Should I have done something with the 25 on the top of that fraction? I'm really not sure.

• Oct 14th 2009, 04:33 PM
skeeter
Quote:

Originally Posted by dark-ryder341
Hi guys...I'm having some troubles with this one question and it's really starting to bug me cause I keep getting it wrong.

The question is:

http://www.webassign.net/cgi-bin/sym...x%29%29%29%5E2

So, I tried simplifying it...

v = (9*x^1/2 + 5/(3*x^1/3))^2
v = (9x^1/2 + 5/(3x^1/3))^2
I then distributed the 2 from outside the brackets into the brackets, so: v = (81x + 25/9x^2/3)

can't do that ... $\displaystyle \textcolor{red}{(a+b)^2 \ne a^2 + b^2}$ ... you know better, don't you?

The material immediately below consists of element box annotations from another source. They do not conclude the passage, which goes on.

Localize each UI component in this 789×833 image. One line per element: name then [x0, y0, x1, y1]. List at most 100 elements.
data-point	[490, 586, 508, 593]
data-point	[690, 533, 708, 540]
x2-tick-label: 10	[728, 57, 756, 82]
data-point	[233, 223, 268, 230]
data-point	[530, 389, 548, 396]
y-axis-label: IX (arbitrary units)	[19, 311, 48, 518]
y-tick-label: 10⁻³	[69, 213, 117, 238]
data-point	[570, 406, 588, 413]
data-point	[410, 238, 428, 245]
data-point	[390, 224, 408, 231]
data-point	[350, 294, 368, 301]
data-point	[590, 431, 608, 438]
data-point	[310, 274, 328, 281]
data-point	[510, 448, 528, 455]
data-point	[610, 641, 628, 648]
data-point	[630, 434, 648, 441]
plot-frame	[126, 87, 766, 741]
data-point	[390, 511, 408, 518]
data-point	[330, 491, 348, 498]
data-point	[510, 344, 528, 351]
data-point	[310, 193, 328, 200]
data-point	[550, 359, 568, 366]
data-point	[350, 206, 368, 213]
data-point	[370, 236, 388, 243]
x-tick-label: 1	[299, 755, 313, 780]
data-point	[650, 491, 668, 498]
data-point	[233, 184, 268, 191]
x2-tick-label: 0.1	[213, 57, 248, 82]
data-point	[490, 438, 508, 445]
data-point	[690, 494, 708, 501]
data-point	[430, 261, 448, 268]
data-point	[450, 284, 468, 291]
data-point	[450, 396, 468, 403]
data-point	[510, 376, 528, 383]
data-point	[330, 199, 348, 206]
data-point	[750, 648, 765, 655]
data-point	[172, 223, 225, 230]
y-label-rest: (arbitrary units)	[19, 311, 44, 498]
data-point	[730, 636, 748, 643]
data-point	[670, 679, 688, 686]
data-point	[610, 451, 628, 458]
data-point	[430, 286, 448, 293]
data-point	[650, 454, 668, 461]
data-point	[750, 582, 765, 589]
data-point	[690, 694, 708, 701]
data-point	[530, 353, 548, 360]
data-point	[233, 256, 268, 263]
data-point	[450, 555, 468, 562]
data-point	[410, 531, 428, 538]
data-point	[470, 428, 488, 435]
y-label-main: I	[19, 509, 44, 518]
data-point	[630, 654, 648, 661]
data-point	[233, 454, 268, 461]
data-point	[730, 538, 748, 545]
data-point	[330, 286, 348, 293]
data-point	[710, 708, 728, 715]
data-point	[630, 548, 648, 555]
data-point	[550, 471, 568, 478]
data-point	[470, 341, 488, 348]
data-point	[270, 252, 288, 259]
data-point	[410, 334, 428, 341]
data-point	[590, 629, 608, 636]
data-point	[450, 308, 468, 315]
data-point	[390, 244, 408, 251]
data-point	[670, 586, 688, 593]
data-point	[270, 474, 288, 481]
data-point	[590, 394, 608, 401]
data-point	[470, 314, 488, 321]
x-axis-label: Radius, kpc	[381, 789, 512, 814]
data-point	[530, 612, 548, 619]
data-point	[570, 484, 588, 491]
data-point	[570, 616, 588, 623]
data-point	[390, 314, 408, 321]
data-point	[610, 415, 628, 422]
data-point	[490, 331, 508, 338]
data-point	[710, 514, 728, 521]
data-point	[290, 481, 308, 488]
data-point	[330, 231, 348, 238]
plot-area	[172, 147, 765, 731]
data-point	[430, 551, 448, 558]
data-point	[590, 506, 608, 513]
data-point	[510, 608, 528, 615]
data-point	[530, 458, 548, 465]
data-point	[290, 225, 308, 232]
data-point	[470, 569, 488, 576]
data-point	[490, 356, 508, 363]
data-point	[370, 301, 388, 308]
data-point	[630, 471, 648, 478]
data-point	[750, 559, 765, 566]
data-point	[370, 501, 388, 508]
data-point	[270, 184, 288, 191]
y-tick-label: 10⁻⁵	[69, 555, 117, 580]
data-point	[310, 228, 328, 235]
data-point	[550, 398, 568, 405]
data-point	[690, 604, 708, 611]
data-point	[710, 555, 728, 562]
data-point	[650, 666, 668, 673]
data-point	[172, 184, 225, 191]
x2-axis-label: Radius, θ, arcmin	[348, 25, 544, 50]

if you're trying to find $\displaystyle \frac{dv}{dx}$, just use the chain rule. expanding that binomial is just going to make a bigger mess.
• Oct 14th 2009, 07:52 PM
PMatt
I really doubt you're expected to have to multiply that out. So just use the chain rule as the previous poster suggested.

n(a + b)^n-1*(da/dx + db/dx)